Switchbacks and the Bridge to Nowhere

TL;DR

This paper explores the geometry of Einstein-Rosen bridges in one-sided black holes, relates quantum complexity to black hole dynamics, and applies geometric methods to phenomena like fast scrambling and the switchback effect.

Contribution

It introduces a geometric framework for understanding quantum complexity in black holes and applies it to analyze phenomena like the switchback effect and information scrambling.

Findings

Quantitative solutions for one-sided ERBs are provided.

The Nielsen geometric approach effectively models black hole complexity.

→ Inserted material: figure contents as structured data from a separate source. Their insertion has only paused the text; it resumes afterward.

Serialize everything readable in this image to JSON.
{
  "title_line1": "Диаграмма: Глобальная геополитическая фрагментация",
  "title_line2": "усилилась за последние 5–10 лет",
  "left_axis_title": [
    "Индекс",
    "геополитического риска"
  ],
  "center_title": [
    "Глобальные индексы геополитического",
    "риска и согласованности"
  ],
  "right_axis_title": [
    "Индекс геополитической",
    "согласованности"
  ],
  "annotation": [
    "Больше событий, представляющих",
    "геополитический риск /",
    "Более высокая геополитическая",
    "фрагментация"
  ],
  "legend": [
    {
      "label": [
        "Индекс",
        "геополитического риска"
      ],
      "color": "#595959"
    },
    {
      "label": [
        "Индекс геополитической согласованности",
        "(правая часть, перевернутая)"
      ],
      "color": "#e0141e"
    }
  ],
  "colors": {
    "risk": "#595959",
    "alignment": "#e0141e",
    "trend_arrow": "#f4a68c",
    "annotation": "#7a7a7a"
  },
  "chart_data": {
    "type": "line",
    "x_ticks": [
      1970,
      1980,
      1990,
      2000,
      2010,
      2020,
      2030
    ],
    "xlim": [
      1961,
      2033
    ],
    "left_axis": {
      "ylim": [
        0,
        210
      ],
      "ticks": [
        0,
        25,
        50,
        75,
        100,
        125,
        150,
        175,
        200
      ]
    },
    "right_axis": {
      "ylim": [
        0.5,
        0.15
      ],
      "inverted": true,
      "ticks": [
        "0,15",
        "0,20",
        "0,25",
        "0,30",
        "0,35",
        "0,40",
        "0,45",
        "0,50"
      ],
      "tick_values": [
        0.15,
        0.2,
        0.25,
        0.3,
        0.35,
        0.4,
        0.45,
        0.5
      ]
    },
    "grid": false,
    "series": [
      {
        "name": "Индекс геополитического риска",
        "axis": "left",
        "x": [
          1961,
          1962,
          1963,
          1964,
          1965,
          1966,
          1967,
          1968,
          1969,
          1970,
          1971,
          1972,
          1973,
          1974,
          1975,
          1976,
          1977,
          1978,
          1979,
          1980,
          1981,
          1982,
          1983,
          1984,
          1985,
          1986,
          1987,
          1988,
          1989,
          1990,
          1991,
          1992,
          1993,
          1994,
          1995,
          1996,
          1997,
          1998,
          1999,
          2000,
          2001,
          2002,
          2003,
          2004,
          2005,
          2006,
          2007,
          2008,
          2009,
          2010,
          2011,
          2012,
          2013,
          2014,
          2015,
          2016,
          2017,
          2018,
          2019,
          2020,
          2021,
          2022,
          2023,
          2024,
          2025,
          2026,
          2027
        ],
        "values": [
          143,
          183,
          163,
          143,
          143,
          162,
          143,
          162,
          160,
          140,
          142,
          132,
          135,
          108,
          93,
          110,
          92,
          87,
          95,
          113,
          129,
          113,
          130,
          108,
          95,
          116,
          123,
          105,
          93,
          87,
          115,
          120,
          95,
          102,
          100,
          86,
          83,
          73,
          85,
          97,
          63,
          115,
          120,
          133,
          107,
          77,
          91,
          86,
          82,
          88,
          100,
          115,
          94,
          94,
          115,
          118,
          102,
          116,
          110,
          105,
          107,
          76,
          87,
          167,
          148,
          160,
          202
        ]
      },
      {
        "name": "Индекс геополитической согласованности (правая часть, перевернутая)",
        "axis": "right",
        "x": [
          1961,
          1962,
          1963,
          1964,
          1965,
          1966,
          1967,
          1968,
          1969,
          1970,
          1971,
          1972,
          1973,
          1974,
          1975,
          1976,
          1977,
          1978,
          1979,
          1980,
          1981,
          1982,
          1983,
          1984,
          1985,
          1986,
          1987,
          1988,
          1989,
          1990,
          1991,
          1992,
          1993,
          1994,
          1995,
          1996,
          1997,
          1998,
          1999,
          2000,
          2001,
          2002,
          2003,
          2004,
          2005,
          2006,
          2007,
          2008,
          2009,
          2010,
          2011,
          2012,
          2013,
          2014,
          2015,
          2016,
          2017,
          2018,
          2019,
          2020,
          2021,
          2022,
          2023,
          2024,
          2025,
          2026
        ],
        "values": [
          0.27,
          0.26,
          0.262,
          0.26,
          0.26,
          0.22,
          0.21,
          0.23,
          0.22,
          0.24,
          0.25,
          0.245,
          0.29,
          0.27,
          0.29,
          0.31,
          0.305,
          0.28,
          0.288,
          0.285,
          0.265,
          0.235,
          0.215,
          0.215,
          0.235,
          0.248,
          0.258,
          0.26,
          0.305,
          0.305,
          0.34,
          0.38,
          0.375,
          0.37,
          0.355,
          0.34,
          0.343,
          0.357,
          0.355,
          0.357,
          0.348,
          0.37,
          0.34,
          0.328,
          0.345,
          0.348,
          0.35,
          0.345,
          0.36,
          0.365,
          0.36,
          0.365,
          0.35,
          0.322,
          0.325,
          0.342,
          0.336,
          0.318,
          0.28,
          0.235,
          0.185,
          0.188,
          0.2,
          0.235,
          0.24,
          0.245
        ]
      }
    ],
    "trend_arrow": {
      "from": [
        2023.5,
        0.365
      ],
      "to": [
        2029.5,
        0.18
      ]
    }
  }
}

Insights into the switchback effect and fast scrambling are achieved.

Abstract

This paper is in three parts: Part 1 explains the relevance of Einstein-Rosen bridges for one-sided black holes. Like their two-sided counterparts, one-sided black holes are connected to ERBs whose growth tracks the increasing complexity of the quantum state. Quantitative solutions for one-sided ERBs are presented in the appendix. Part 2 calls attention to the work of Nielsen and collaborators on the geometry of quantum complexity. This geometric formulation of complexity provides a valuable tool for studying the evolution of complexity for systems such as black holes. Part 3 applies the Nielsen approach to geometrize two related black hole quantum phenomena: the rapid mixing of information through fast-scrambling; and the time dependence of the complexity of precursors, in particular the switchback effect.